Depuis son élection, Emmanuel Macron a fait des cérémonies mémorielles un élément central de sa présidence, cherchant à incarner le « en même temps » qui caractérise sa politique. Hommages nationaux, commémorations militaires et panthéonisations sont autant d’occasions pour le chef de l’État de tisser un récit national tout en distillant des messages politiques. Cette approche, qui mêle habilement histoire et actualité, est devenue un véritable langage politique pour le président.
Le 22 juin dernier, dans la fraîcheur du Panthéon contrastant avec la canicule parisienne, Emmanuel Macron a supervisé les préparatifs pour l’entrée de Marc Bloch et de son épouse, Simonne. L’historien et résistant, fusillé pour la France en 1944, a été honoré lors d’une cérémonie qui est, sauf surprise, la dernière panthéonisation décidée et présidée par Macron avant la fin de son mandat. Le lendemain, il a clôturé l’événement en appelant à combattre « l’esprit de défaite, sans cesse entretenu par ceux qui se proclament plus français que vous ».

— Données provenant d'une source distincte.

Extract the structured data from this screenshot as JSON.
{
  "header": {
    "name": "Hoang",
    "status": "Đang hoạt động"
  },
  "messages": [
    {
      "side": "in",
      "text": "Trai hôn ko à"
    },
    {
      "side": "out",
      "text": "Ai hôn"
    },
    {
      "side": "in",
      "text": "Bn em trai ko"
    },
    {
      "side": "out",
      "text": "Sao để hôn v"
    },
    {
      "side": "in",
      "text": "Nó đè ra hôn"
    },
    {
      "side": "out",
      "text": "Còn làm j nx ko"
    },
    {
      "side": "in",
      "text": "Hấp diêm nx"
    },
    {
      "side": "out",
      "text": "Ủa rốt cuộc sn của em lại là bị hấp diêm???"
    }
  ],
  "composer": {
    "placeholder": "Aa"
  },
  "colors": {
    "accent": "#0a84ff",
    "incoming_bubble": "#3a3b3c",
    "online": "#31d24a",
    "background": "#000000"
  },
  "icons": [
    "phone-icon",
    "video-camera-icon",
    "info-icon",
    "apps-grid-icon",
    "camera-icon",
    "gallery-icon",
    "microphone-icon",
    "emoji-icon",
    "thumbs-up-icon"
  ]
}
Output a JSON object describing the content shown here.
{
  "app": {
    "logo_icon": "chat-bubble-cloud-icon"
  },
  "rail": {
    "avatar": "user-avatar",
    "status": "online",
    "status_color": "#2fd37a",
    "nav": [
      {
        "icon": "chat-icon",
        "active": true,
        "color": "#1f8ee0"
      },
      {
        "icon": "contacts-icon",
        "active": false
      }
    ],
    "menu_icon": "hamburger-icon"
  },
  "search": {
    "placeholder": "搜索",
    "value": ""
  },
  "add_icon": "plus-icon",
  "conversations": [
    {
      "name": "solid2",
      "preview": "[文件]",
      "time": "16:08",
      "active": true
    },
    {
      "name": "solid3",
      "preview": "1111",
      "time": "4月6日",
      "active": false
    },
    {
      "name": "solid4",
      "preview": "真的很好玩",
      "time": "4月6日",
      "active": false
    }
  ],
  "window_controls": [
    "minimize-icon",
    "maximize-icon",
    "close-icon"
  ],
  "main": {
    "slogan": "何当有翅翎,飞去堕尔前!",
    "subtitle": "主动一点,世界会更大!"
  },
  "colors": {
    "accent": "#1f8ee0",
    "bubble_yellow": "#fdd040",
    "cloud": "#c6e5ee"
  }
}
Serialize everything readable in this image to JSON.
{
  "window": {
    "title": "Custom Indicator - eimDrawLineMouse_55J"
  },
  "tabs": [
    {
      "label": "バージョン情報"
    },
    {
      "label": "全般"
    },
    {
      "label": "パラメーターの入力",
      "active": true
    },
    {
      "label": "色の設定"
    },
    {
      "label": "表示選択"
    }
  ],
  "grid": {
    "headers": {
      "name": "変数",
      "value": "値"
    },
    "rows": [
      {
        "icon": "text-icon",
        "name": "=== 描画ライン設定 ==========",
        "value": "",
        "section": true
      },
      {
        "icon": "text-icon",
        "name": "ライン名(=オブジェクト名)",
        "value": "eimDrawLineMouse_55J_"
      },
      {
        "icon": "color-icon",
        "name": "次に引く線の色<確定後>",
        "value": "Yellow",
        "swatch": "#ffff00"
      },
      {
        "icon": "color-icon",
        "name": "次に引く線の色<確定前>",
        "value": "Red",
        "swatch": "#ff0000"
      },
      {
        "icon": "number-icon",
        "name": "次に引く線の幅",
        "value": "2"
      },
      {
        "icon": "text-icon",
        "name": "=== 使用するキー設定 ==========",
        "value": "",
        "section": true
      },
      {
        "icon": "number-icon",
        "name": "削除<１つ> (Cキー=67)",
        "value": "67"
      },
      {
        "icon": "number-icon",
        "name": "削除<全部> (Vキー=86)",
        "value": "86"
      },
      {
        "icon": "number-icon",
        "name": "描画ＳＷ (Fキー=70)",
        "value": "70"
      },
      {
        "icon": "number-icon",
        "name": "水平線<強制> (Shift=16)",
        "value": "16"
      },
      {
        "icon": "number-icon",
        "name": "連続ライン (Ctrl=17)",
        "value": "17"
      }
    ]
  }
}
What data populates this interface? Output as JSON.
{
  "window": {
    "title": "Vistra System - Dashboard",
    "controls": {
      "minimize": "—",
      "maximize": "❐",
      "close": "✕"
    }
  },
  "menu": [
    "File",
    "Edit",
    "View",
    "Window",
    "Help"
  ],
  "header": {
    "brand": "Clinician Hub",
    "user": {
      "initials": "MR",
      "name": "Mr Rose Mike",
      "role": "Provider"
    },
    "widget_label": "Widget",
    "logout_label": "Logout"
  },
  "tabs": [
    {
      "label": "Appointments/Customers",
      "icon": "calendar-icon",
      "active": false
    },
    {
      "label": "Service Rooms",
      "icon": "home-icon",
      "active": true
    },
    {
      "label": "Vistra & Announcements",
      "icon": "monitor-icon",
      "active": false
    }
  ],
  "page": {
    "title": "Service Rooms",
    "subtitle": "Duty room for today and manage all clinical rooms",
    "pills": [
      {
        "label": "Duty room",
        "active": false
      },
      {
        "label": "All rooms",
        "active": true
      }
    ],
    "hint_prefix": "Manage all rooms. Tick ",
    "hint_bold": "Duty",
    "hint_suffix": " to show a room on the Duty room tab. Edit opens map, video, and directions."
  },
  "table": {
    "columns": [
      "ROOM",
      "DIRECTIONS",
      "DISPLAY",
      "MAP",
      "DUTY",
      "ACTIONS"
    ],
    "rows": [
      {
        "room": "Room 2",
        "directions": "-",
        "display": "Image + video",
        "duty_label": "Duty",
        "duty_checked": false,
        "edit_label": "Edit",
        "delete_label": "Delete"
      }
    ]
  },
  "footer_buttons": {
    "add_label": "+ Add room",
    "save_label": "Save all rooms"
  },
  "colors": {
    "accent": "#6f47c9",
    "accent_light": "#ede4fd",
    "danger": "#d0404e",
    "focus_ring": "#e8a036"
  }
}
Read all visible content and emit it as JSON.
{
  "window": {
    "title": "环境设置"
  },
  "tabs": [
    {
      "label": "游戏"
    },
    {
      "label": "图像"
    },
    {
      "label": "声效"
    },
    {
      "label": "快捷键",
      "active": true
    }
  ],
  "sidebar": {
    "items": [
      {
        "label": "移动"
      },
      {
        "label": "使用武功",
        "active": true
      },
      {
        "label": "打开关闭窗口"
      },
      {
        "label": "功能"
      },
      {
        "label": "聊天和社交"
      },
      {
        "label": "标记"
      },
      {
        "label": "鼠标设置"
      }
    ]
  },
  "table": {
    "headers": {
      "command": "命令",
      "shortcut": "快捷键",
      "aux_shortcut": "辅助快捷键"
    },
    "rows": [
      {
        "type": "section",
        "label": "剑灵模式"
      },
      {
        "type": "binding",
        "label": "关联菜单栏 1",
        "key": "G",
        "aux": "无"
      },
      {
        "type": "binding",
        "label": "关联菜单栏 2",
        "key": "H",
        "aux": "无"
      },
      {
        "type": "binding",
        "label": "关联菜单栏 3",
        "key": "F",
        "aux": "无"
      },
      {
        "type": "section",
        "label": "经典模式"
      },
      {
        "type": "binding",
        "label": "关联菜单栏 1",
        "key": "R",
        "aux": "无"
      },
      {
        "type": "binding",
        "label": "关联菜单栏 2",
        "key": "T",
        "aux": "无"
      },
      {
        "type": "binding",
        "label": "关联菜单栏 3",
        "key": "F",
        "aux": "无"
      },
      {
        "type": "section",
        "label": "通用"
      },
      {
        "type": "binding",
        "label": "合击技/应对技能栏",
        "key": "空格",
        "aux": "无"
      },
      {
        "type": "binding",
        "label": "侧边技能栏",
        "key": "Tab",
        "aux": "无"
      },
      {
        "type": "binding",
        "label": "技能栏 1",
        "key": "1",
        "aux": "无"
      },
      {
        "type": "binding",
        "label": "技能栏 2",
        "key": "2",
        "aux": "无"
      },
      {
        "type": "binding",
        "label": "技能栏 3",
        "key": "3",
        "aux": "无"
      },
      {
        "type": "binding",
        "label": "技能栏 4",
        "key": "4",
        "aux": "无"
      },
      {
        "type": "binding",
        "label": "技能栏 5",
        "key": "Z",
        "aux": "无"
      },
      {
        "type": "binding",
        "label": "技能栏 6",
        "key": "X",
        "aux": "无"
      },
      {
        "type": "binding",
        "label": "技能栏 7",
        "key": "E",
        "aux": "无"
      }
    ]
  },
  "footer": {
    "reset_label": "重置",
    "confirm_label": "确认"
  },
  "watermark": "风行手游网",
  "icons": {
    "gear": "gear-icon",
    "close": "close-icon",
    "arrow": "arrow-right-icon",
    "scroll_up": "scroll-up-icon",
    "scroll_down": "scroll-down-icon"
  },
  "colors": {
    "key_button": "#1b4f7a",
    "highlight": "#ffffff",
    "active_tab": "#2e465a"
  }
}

Cette panthéonisation de Marc Bloch, premier historien à recevoir cet honneur, est un exemple éloquent de la stratégie mémorielle d’Emmanuel Macron. En saluant un « homme des Lumières ayant rejoint l’armée des ombres », et en fustigeant un « esprit de défaite » qu’il qualifie de « poison lent de notre vie publique », Macron a clairement utilisé la figure de Bloch pour aborder des enjeux contemporains, tels que la menace sur la République, le refus du renoncement et les fractures identitaires. La famille de Bloch a d’ailleurs demandé l’exclusion du Rassemblement national de la cérémonie, soulignant la dimension politique de l’hommage.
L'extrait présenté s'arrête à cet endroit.